Giant trees. Green leaved limbs acting as flags & 1/2 submerged wooden "things" gave us the most concern. The fact that I was down to 1 prop was the main worry. We "thump-bump, bumped for several miles before the "stuff" began to find its way over to the banks. It was impossible to miss it all. Going to neutral became quite common.
It bears repeating that a GPS system is necessary to find specific areas on the Mississippi. We never actually saw the mouth of the Arkansas (except on the monitor). We were given a hint of where the inlet @ Greenville, Miss. was because we watched a tow disappear against the far bank. There one minute, gone the next.
Sure enough, the chart showed Greenville.
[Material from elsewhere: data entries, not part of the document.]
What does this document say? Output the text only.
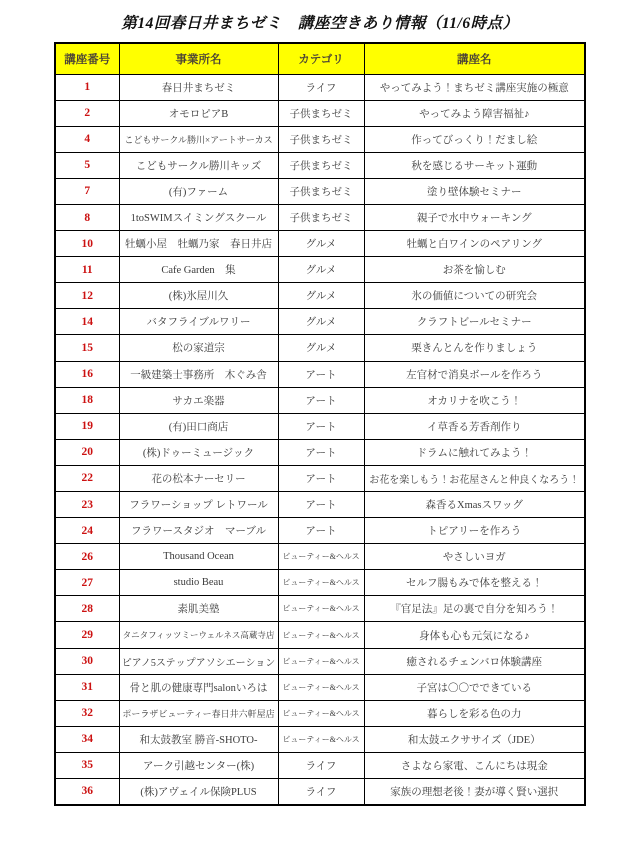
第14回春日井まちゼミ　講座空きあり情報（11/6時点）
講座番号	事業所名	カテゴリ	講座名
1	春日井まちゼミ	ライフ	やってみよう！まちゼミ講座実施の極意
2	オモロピアB	子供まちゼミ	やってみよう障害福祉♪
4	こどもサークル勝川×アートサーカス	子供まちゼミ	作ってびっくり！だまし絵
5	こどもサークル勝川キッズ	子供まちゼミ	秋を感じるサーキット運動
7	(有)ファーム	子供まちゼミ	塗り壁体験セミナー
8	1toSWIMスイミングスクール	子供まちゼミ	親子で水中ウォーキング
10	牡蠣小屋　牡蠣乃家　春日井店	グルメ	牡蠣と白ワインのペアリング
11	Cafe Garden　集	グルメ	お茶を愉しむ
12	(株)氷屋川久	グルメ	氷の価値についての研究会
14	バタフライブルワリー	グルメ	クラフトビールセミナー
15	松の家道宗	グルメ	栗きんとんを作りましょう
16	一級建築士事務所　木ぐみ舎	アート	左官材で消臭ボールを作ろう
18	サカエ楽器	アート	オカリナを吹こう！
19	(有)田口商店	アート	イ草香る芳香剤作り
20	(株)ドゥーミュージック	アート	ドラムに触れてみよう！
22	花の松本ナーセリー	アート	お花を楽しもう！お花屋さんと仲良くなろう！
23	フラワーショップ レトワール	アート	森香るXmasスワッグ
24	フラワースタジオ　マーブル	アート	トピアリーを作ろう
26	Thousand Ocean	ビューティー&ヘルス	やさしいヨガ
27	studio Beau	ビューティー&ヘルス	セルフ腸もみで体を整える！
28	素肌美塾	ビューティー&ヘルス	『官足法』足の裏で自分を知ろう！
29	タニタフィッツミーウェルネス高蔵寺店	ビューティー&ヘルス	身体も心も元気になる♪
30	ピアノ5ステップアソシエーション	ビューティー&ヘルス	癒されるチェンバロ体験講座
31	骨と肌の健康専門salonいろは	ビューティー&ヘルス	子宮は〇〇でできている
32	ポーラザビューティー春日井六軒屋店	ビューティー&ヘルス	暮らしを彩る色の力
34	和太鼓教室 勝音-SHOTO-	ビューティー&ヘルス	和太鼓エクササイズ（JDE）
35	アーク引越センター(株)	ライフ	さよなら家電、こんにちは現金
36	(株)アヴェイル保険PLUS	ライフ	家族の理想老後！妻が導く賢い選択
We turned to port.
The entrance was busy. Before you can get up to the marina/casino complex, you have to rub elbows with the many industrial sites on both sides of the channel. Unlike Paducah, we received many waves & hellos (none of them the 3 finger kind). We picked our way ( not really that difficult) up stream to the fuel docks. The girls walked up to the casino. The prices were the best we encountered. It was well worth the 3hrs off our day.
We bade Greenville good by, the 2+ mile long floating dredge discharge pipe was spewing out sand @ the mouth of the inlet. It was carrying mud & water from a site being dredged way up in the canal. Long lengths of 8" pipe on floats in a crazy zig zag route out to the Mississippi. Impressive! As the sound dimmed, we started planning our last night on Big Muddy.
Tomorrow we would go through the last true lock of the trip. Old River Lock was just below Natchez.